The Tigers bats woke up enough to dodge some frustrating bullpen work and support a pitching staff, which overall has been very good this year. Of course, the White Sox assisted by taking a page out of the 2009 Tigers' book on how to lose a division title you have no business losing.
The Tigers will have the worse record of any division winner, so they will host the first two of the best-of-five series at home. Their opponent is yet to be determined.
The question now causing Tigers fans angst is which Tigers team is going to show up?
The one which has won seven of their last eight games, while getting big hits and great starting pitching? Or is it the team which managed to make guys with ERAs north of five look like CY Young candidates?
I believe it will be the former.
Perhaps I'm just setting myself up for disappointment, but here are three reasons why I think the Tigers will prove to be a considerable challenge to whoever they face in the playoffs.
The Tigers have perhaps the deepest and best rotation of all the playoff teams.
There is an above-average chance the Tigers' top three starters could give up zero to three runs combined over the first three games of a series. In a short series, the Tigers are especially scary to face.
First you have to face Justin Verlander, who may be the best right-handed starting pitcher in baseball.
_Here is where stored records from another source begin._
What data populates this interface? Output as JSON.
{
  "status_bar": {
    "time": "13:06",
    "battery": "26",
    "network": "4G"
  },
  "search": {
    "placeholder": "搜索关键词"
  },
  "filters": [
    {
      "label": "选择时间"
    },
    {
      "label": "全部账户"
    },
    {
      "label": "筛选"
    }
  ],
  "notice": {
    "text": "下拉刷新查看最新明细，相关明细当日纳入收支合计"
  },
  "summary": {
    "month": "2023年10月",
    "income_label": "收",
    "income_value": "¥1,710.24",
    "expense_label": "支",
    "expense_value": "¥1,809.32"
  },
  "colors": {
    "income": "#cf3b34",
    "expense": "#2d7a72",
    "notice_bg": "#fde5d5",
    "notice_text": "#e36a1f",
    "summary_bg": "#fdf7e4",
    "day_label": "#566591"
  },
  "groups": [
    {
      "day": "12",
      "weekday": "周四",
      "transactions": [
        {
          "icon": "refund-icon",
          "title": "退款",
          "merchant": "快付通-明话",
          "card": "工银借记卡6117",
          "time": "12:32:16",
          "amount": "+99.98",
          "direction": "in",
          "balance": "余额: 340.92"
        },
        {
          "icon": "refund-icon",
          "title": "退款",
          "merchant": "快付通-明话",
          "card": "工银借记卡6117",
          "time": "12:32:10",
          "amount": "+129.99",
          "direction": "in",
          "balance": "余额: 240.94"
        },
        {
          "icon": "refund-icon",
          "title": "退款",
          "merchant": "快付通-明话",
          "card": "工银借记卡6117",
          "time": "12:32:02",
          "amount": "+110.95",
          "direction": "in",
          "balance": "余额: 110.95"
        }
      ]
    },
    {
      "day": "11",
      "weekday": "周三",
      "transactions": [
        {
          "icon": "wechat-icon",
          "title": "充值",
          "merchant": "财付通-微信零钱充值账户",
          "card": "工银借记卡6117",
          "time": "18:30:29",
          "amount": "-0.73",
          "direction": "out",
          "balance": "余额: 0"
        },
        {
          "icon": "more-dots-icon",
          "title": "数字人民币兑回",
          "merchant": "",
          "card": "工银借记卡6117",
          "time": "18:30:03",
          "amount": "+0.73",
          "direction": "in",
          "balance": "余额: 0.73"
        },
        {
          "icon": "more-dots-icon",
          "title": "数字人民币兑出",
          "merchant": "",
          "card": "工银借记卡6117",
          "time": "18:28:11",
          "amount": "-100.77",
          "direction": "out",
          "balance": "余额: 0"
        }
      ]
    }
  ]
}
Next you would have to face 'Mad Max' Scherzer (assuming his ankle injury heals in time for the playoffs to start) and then Doug Fister (who set an AL record with nine straight strike outs). Finally, Anibal Sanchez is the fourth starter before you get back to Verlander, and minus his first few starts, Sanchez has been very good.
In their last 10 starts (for each) the Tigers top four starters are a combined 18-10, with a 2.97 ERA, 59 walks and 251 strikeouts. When you look at the last three for each they are 6-3, with an ERA of 4.22 (a little misleading because of a bad Sanchez start and the injury to Scherzer), 77 strikeouts against 14 walks and a ridiculously low WHIP of 1.03.
This is a team who maintains an even keel.
Part of this comes from their manager, Jim Leyland, and part comes from a team who has been to the postseason before. The Tigers believe in themselves, and they believe in the talent they have on their roster.
The Tigers have veteran starters, veteran relievers and veteran hitters. The ability the Tigers show to leave a bad game behind will serve them well in the playoffs.
Miguel Cabrera, Prince Fielder and Justin Verlander
The Tigers have superstars, and those superstars will help carry them.
Miguel Cabrera has been on a tear as of late, all but guaranteeing himself the triple crown (first time since 1967).
Prince Fielder has been somewhat under the radar, but is hitting over .310 and is still able to drive runs in with the best of them.
The Tigers are the only team in Major League Baseball to have two players in the top-10 in RBIs— Cabrera and Fielder have the second-most combined home runs in MLB as well.
There are very few pitchers in baseball who are more feared then Verlander.
He is able to maintain a consistency which is unrivaled. Too often its easy to overlook how good he is, because his win total is down. However, it would be a mistake to think Verlander is less dangerous than he was a year ago. Verlander, once again, is in the top-five in all of baseball in ERA, WHIP, strikeouts, innings pitched, complete games and opponents batting average.
I think the Tigers have an excellent chance to reach the ALCS for a second consecutive year.
Hopefully this time they will have the pitching and hitting to reach the World Series for the first time since 2006.